[Django]-Django error 'too many values to unpack'

22👍

Edit: Updated in light of kibibu’s correction.

I have encountered what I believe is this same error, producing the message:

Caught ValueError while rendering: too many values to unpack

My form class was as follows:

class CalcForm(forms.Form):
    item = forms.ChoiceField(choices=(('17815', '17816')))

Note that my choices type here a tuple. Django official documentation reads as follows for the choices arg:

An iterable (e.g., a list or tuple) of 2-tuples to use as choices for
this field. This argument accepts the same formats as the choices
argument to a model field.

src: https://docs.djangoproject.com/en/1.3/ref/forms/fields/#django.forms.ChoiceField.choices

This problem was solved by my observing the documentation and using a list of tuples:

class CalcForm(forms.Form):
    item = forms.ChoiceField(choices=[('17815', '17816')])

Do note that while the docs state any iterable of the correct form can be used, a tuple of 2-tuples did not work:

item = forms.ChoiceField(choices=(('17815', '17816'), ('123', '456')))

This produced the same error as before.

Lesson: bugs happen.

2👍

You should use a ChoiceField instead of SmallIntegerField

1👍

If I had to guess, it’s because whatever is in the administrative template expects a list of tuples, but you’ve instead supplied a tuple of tuples (hence the “too many values”). Try replacing with a list instead:

CATEGORY_CHOICES = [    # Note square brackets.
    (1, u'Appetizer'),
    (2, u'Bread'),
    (3, u'Dessert'),
    (4, u'Drinks'),
    (5, u'Main Course'),
    (6, u'Salad'),
    (7, u'Side Dish'),
    (8, u'Soup'),
    (9, u'Sauce/Marinade'),
    (10, u'Other'),        
]

1👍

Per http://code.djangoproject.com/ticket/972 , you need to move the assignment CATEGORY_CHOICES = ... outside the class statement.

0👍

I got it working. Most of the ‘too many values to unpack’ errors that i came across while googling were Value Error types. My error was a Template Syntax type. To load my recipe table i had imported a csv file. I was thinking maybe there was a problem somewhere in the data that sqlite allowed on import. So i deleted all data and then added 2 recipes manually via django admin form. The list of recipes loaded after that.

thanks.

👤John

0👍

I just had the same problem… my cvs file came from ms excel and the date fields gotten the wrong format at saving time. I change the format to something like ‘2010-05-04 13:05:46.790454’ (excel gave me 5/5/2010 10:05:47) and voilaaaa no more ‘too many values to unpack’

0👍

kibibu’s comment to Kreychek’s answer is correct. This isn’t a Django issue but rather an interesting aspect of Python. To summarize:

In Python, round parentheses are used for both order of operations and tuples. So:

foo = (2+2)

will result in foo being 4, not a tuple who’s first and only element is 4: 4

foo = (2+2, 3+3)

will result in foo being a two-dimensional tuple: (4,6)
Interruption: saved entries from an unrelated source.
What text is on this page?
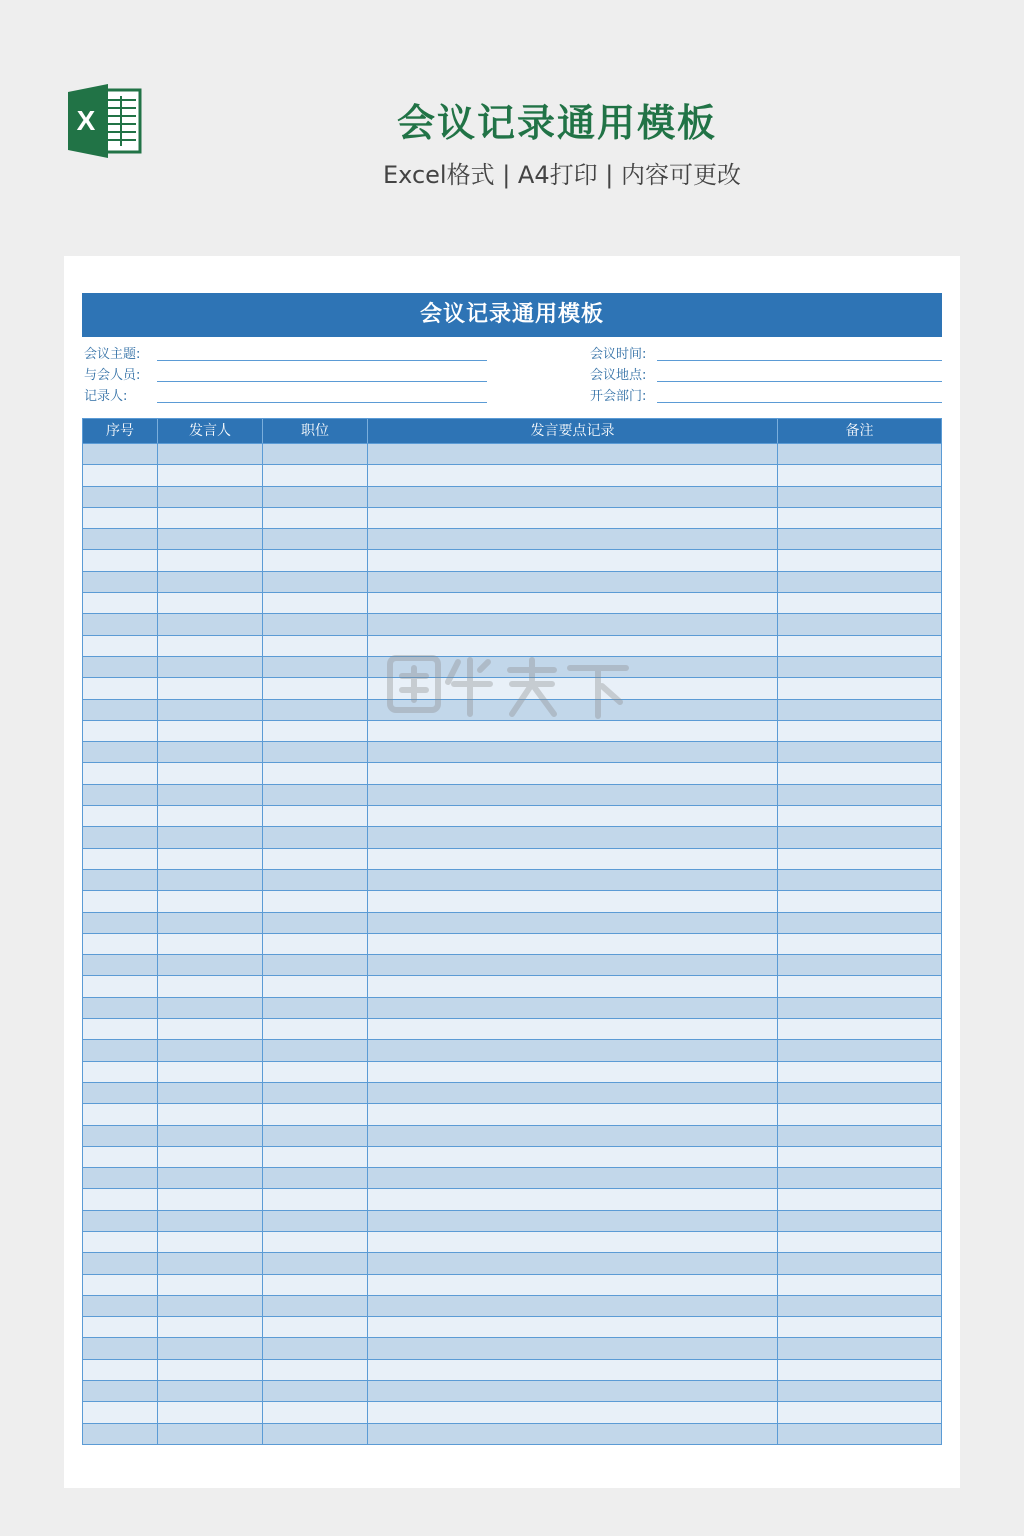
X	会议记录通用模板
Excel格式 | A4打印 | 内容可更改
会议记录通用模板
会议主题:
与会人员:
记录人:
会议时间:
会议地点:
开会部门:
序号	发言人	职位	发言要点记录	备注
To tell Python that you want to create a one-dimensional tuple instead of just denoting the order of operations, use a trailing comma:

foo = (2+2,)

will result in foo being a one-dimensional tuple who’s first and only element is 4: (4,)

So for your scenario:

class CalcForm(forms.Form):
    item = forms.ChoiceField(choices=(('17815', '17816'),))
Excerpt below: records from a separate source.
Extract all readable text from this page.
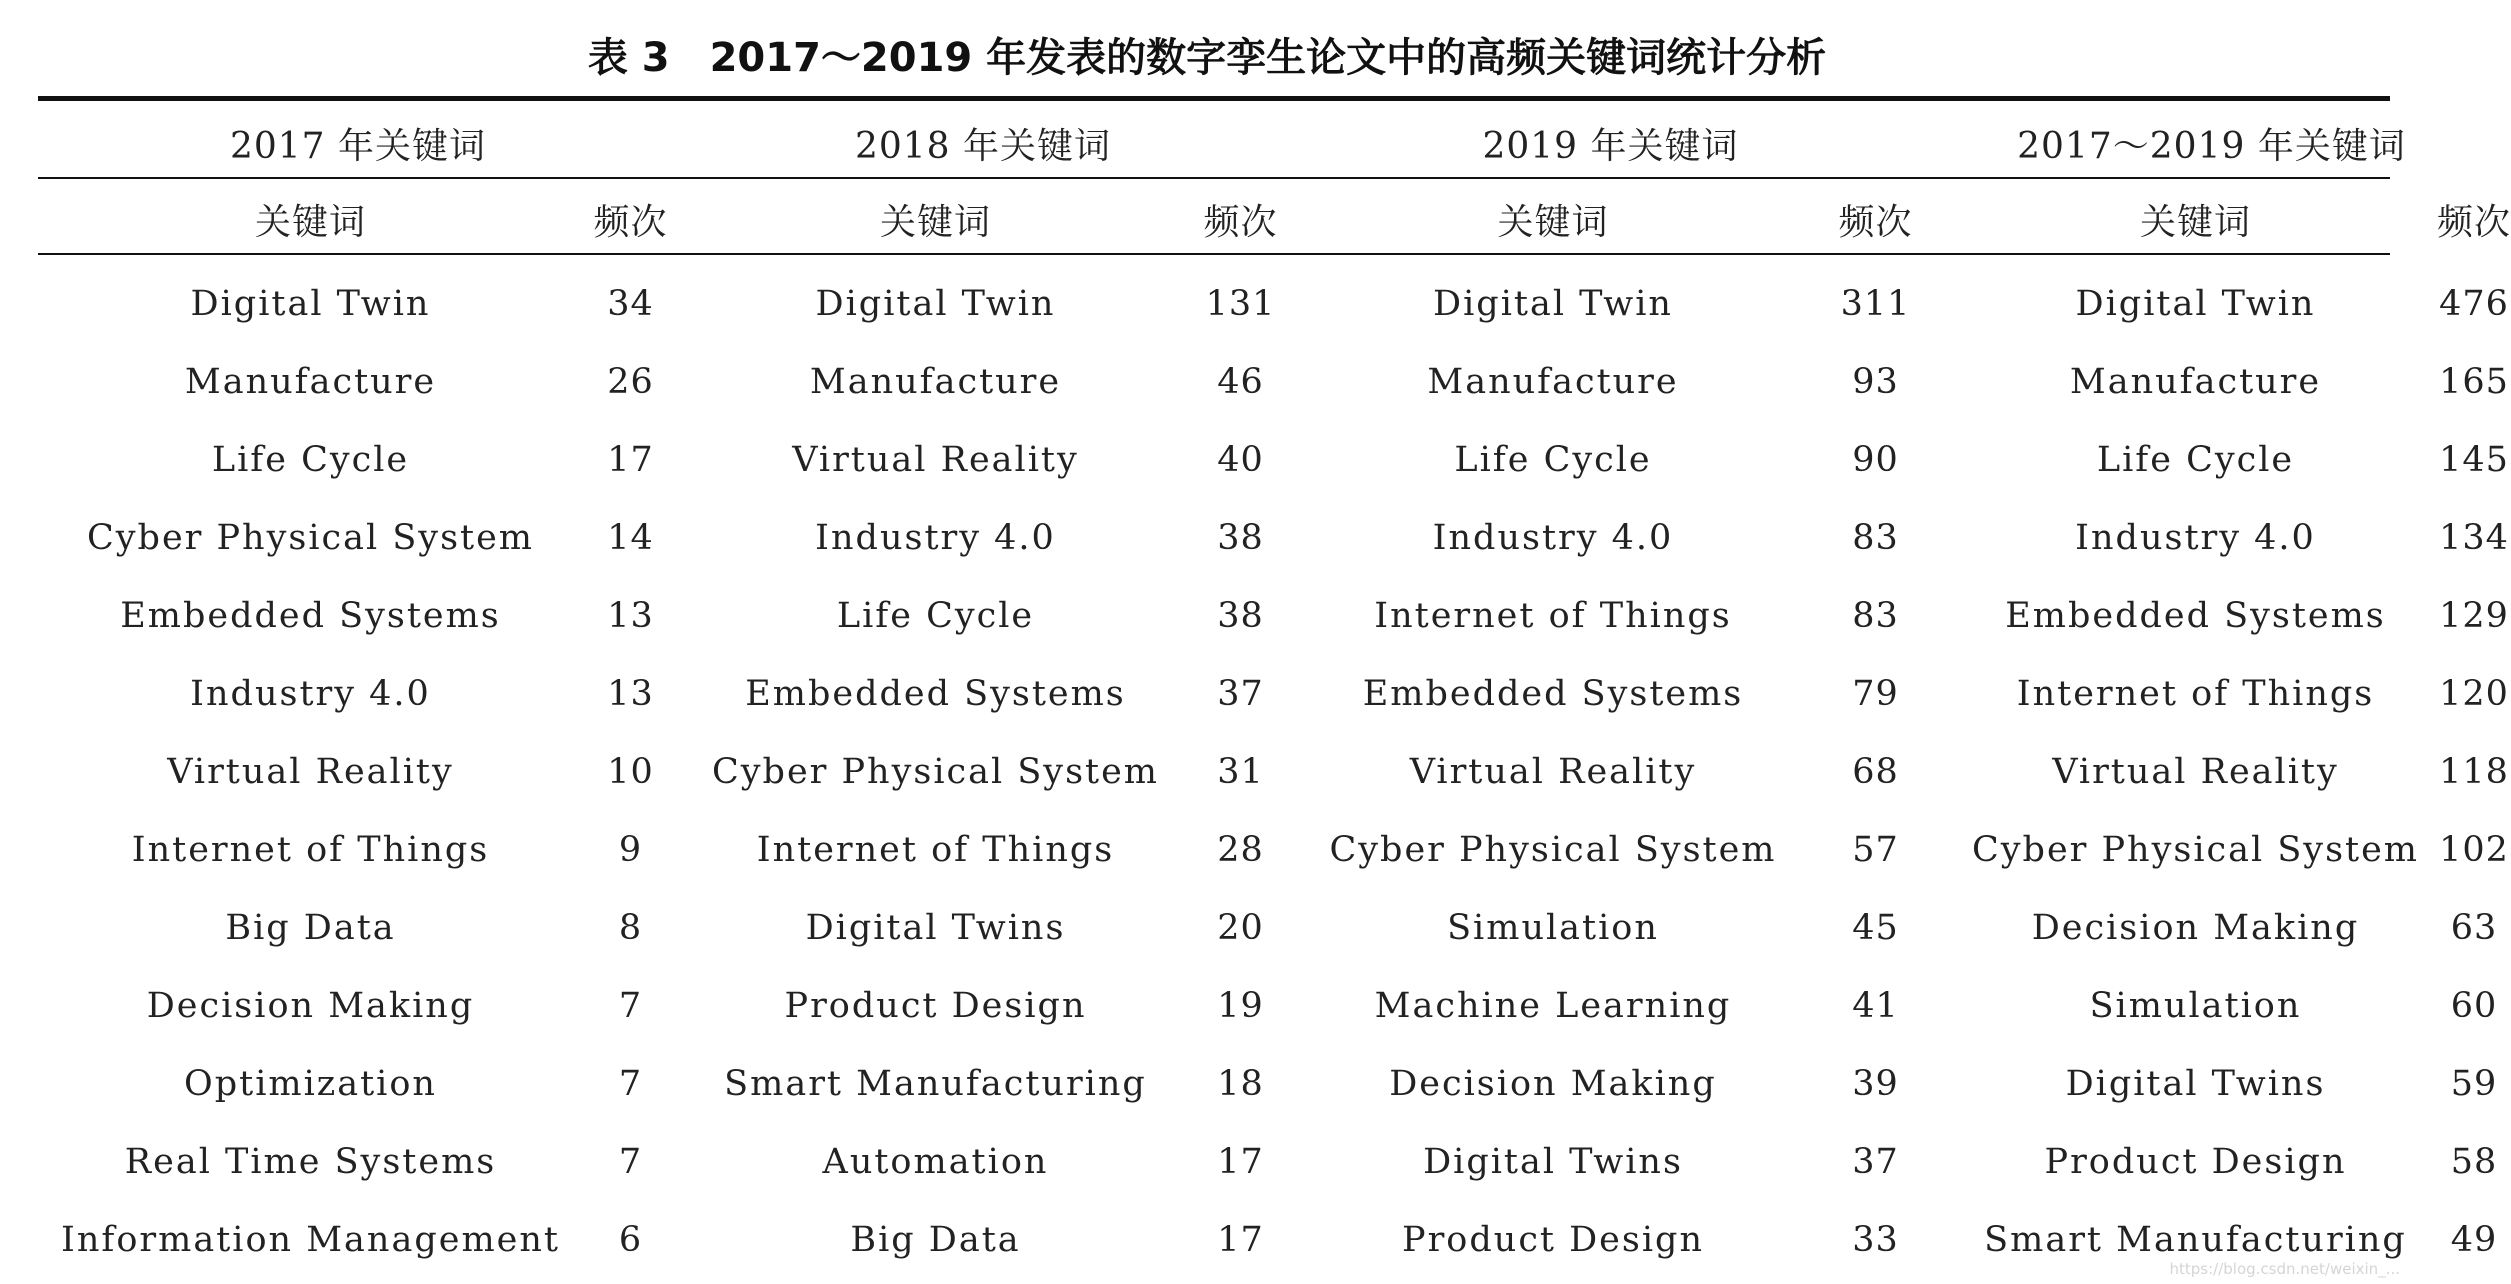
表 3　2017～2019 年发表的数字孪生论文中的高频关键词统计分析
2017 年关键词	2018 年关键词	2019 年关键词	2017～2019 年关键词
关键词	频次	关键词	频次	关键词	频次	关键词	频次
Digital Twin	34	Digital Twin	131	Digital Twin	311	Digital Twin	476
Manufacture	26	Manufacture	46	Manufacture	93	Manufacture	165
Life Cycle	17	Virtual Reality	40	Life Cycle	90	Life Cycle	145
Cyber Physical System	14	Industry 4.0	38	Industry 4.0	83	Industry 4.0	134
Embedded Systems	13	Life Cycle	38	Internet of Things	83	Embedded Systems	129
Industry 4.0	13	Embedded Systems	37	Embedded Systems	79	Internet of Things	120
Virtual Reality	10	Cyber Physical System	31	Virtual Reality	68	Virtual Reality	118
Internet of Things	9	Internet of Things	28	Cyber Physical System	57	Cyber Physical System 102
Big Data	8	Digital Twins	20	Simulation	45	Decision Making	63
Decision Making	7	Product Design	19	Machine Learning	41	Simulation	60
Optimization	7	Smart Manufacturing	18	Decision Making	39	Digital Twins	59
Real Time Systems	7	Automation	17	Digital Twins	37	Product Design	58
Information Management	6	Big Data	17	Product Design	33	Smart Manufacturing	49
https://blog.csdn.net/weixin_...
would give what you want. Using a list is a great solution too (more Pythonic in my opinion), but hopefully this answer is informative since this can come up in other cases.

For example:

print("foo: %s" % (foo))

may give an error if foo is an iterable, but:

print("foo: %s" % (foo,))

or:

print("foo: %s" % [foo])

will properly convert foo to a string whether it’s an iterable or not.

Documentation: http://docs.python.org/2/tutorial/datastructures.html#tuples-and-sequences

0👍

This error IMO occurs when a function returns three values, and you assign it to 2. e.g.:

def test():
    a=0
    b=0
    c=0
.... 
a,b=test() <---three values returned, but only assigning to 2.